The head of USAID also announced $11,5 million in emergency US aid to Karabakh.

Asked if Azerbaijani forces committed crimes against civilians or fighters in Karabakh, she said: “We have heard very disturbing reports of violence against civilians. At the same time, given the chaos here and the trauma, the collection of testimony is just beginning."

Armenia
photo: Reuters

The European Union will provide humanitarian aid worth five million euros to Nagorno-Karabakh, the European Commission announced yesterday. That aid includes 500.000 euros in emergency support announced last Sunday and another 4,5 million to help refugees from Nagorno-Karabakh in Armenia. The EU will send experts there who, together with local partners, will help calm the humanitarian crisis, it was stated in the announcement.

"We have nowhere to go"

Ethnic Armenians who managed to reach Armenia gave harrowing accounts of fleeing death, war and famine.

Some said they saw a lot of dead civilians, one said full trucks. The others, some with small children, wept as they described the tragic odyssey of fleeing war, sleeping on the ground and starving.

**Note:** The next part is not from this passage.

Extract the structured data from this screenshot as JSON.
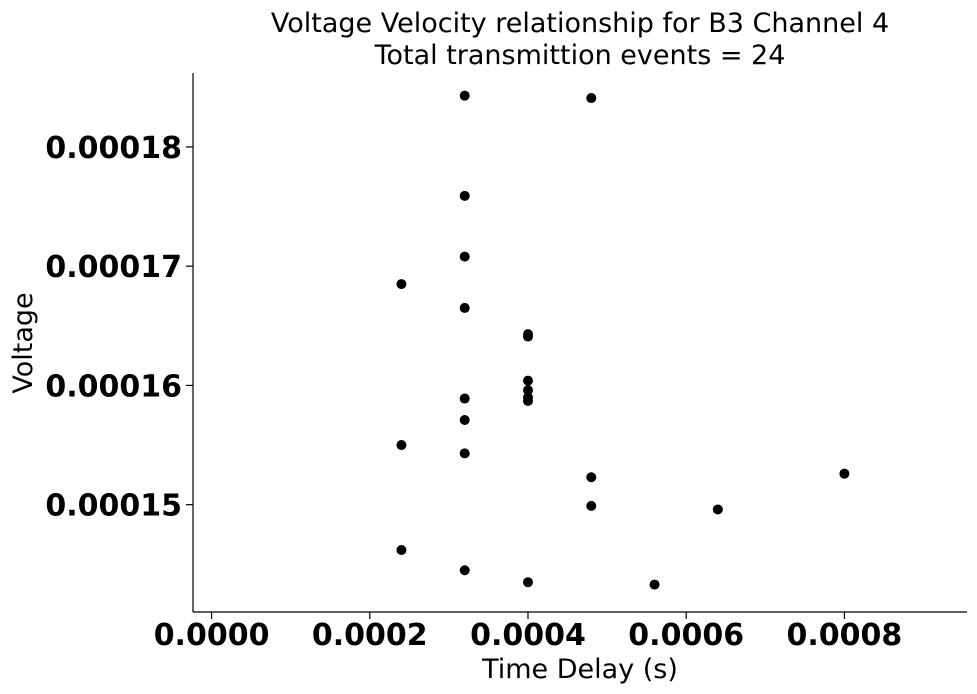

"We took what we could and left. We don't know where we're going. We have nowhere to go," 69-year-old Petja Grigorjan told Reuters on Sunday in the border town of Goris.

The Azerbaijani authorities claim that only Karabakh fighters were their target.

Armenia
photo: Reuters

Parkev Agababjan is only 43 years old, but he is a refugee for the second time. Born in Baku, he fled to Nagorno-Karabakh as an orphan during the war with Armenia that followed the fall of the USSR. There, in the town of Askeran, he got married and had two children, who are now 10 and 13 years old.

Now the family was forced to pack the few things they could take and seek safety in Goris, Armenia, writes the "Politiko" portal.

"We had to leave, we had 10.000 soldiers, but we didn't have the equipment and weapons that the Azerbaijanis had," he said in the corridor of the "Goris" hotel.

In Askeran, Parkev had a house, a car and a garden full of cucumbers and tomatoes. “I had everything. Now I have nothing. I left two million drams there" (about four thousand euros). "We know we're not coming back."

"Flirting" with the West

Azerbaijan's victory changes the balance of power in the restive South Caucasus, a region crisscrossed by oil and gas pipelines, where Russia, the US, Turkey and Iran are jostling for influence, according to Reuters.

Since the collapse of the USSR, Armenia has relied on a security partnership with Russia, while Azerbaijan has been moving closer to Turkey, with which it shares linguistic and cultural ties.

Armenia has recently sought to forge closer ties with the West and blames Russia, which deployed peacekeepers to Karabakh in 2020 but is now preoccupied with the war in Ukraine, for failing to protect Karabakh. Moscow denies guilt and has told Pashinyan that he is making a big mistake by flirting with the US.

The Kremlin announced that Russian President Vladimir Putin discussed the situation in Karabakh with Iranian President Ebrahim Raisi yesterday.

On Monday, Aliyev mentioned the possibility of forming a land corridor to Turkey via Armenia. Turkish President Tayyip Erdogan, who met with Ali on Monday, said yesterday that such a corridor must be completed.